"Jeanne du Barry", entre nós, acompanhado pelo subtítulo "A Favorita do Rei", vem envolto em "ruído mediático". A "polícia da moral e dos bons costumes" defende que, ao selecionar Johnny Depp para interpretar o Rei Luís XV, Maïwenn se tornou cúmplice dos crimes do ator norte-americano, que, entretanto, Depp tenha sido inocentado em tribunal de ditos crimes, naturalmente, não importa a ninguém.
Porque vivemos num mundo governado pelos impulsos medievais de quem torna as redes sociais no esgoto da sociedade, cada passo da carreira do filme, da sua passagem no Festival de Cannes ao lançamento comercial nas salas de cinema francófonas (a hostilidade do clima pós-#MeToo, parece indicar que "Jeanne du Barry" possa saltar as salas no mercado norte-americano e ser atirado diretamente para o homevideo, de modo a evitar mais burburinho negativo em torno do seu coprotagonista), portanto, o melhor é mesmo baixar esse "ruído", até mesmo colocá-lo no silêncio (é só sair do X, antes Twitter, e não ler secções de comentários) e experienciar o filme de Maïwenn por aquilo que é, em vez de focar a discussão no que se diz acerca dos seus intervenientes, quanto mais não seja, porque "Jeanne du Barry - A Favorita do Rei" é mesmo muito bom.
Nele, Maïwenn dá corpo a Jeanne Bécu, uma acompanhante de luxo, com raízes humildes, que se tornou na amante predileta do Rei Luís XV (interpretado por Johnny Depp). Segue-se um filme incomum e, consequentemente, fascinante, a meio-caminho entre o melodrama íntimo e a desconstrução satírica, a contundência do realismo e a melancolia da fábula. É, acima de tudo, um romance, trágico por natureza, sobre o encontro de duas pessoas sós, que recorrem a múltiplas máscaras para sobreviver aos códigos dos ambientes em que se movem, aliás, nos seus momentos mais cómicos e, dir-se-ia, "ácidos", "Jeanne du Barry" assume os contornos de uma dissertação acerca da dimensão teatral de Versalhes, argumentando que, no fundo, qualquer forma de poder (político ou não) envolve, obrigatoriamente, algum tipo de encenação.

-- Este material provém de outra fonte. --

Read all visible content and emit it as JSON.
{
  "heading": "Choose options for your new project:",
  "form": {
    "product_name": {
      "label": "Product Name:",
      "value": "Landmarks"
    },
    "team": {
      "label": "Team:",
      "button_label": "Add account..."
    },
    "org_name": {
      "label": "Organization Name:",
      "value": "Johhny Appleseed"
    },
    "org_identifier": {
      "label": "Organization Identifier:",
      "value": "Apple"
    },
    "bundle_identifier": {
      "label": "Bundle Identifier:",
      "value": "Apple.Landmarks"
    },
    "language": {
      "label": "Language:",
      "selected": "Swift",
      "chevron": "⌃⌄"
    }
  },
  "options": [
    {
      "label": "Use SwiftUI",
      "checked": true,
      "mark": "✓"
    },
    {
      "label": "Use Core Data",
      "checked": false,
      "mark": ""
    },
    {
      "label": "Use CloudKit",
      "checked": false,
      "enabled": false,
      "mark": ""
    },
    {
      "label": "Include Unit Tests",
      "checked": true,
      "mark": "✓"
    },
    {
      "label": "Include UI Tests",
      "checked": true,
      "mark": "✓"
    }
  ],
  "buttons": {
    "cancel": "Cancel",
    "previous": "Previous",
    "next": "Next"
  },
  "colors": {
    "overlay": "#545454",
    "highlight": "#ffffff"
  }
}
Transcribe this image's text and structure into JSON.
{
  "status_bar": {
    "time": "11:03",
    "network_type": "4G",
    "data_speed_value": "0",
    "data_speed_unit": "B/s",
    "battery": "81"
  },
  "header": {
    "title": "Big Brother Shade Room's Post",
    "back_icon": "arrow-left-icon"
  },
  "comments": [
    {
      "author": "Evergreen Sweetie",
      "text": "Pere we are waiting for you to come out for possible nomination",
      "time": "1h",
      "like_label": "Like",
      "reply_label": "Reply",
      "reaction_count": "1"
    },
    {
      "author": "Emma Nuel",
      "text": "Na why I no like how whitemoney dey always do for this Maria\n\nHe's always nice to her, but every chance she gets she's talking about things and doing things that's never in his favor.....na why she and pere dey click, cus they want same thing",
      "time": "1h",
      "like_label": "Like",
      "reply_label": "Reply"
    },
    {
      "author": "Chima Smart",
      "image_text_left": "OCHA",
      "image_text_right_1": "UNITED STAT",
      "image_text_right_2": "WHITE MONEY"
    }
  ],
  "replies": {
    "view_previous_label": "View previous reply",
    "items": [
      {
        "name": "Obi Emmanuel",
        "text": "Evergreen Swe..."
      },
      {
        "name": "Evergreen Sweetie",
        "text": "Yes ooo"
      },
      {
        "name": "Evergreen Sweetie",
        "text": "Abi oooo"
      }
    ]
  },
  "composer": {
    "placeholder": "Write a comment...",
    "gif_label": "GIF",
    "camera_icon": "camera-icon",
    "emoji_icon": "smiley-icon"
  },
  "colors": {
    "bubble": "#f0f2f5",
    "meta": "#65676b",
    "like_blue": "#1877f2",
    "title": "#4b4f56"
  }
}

No entanto, mais que uma autópsia do microcosmos da realeza pré-Revolução Francesa, "Jeanne du Barry" é esse conto de um amor condenado, encenado com um espírito romanesco que comove, a espaços, dando origem a momentos de portentoso lirismo, remetendo para o cinema classicista, sem perder uma vibração ferozmente moderna. Naturalmente, ajuda que tanto Maïwenn como Depp se encontrem em topo de forma, contudo, importa não menosprezar a importância de um secundário de luxo, Benjamin Lavernhe, que, como criado de Luís XV, tem alguns dos mais momentos mais impactantes do filme.
Num momento em que Woody Allen e Martin Scorsese parecem ter mobilizado muitos espetadores portugueses a redescobrir os prazeres de um cinema que não menospreza a herança do classicismo, "Jeanne du Barry" é um sucessor digno dessa "iniciativa", saibamos recebê-lo.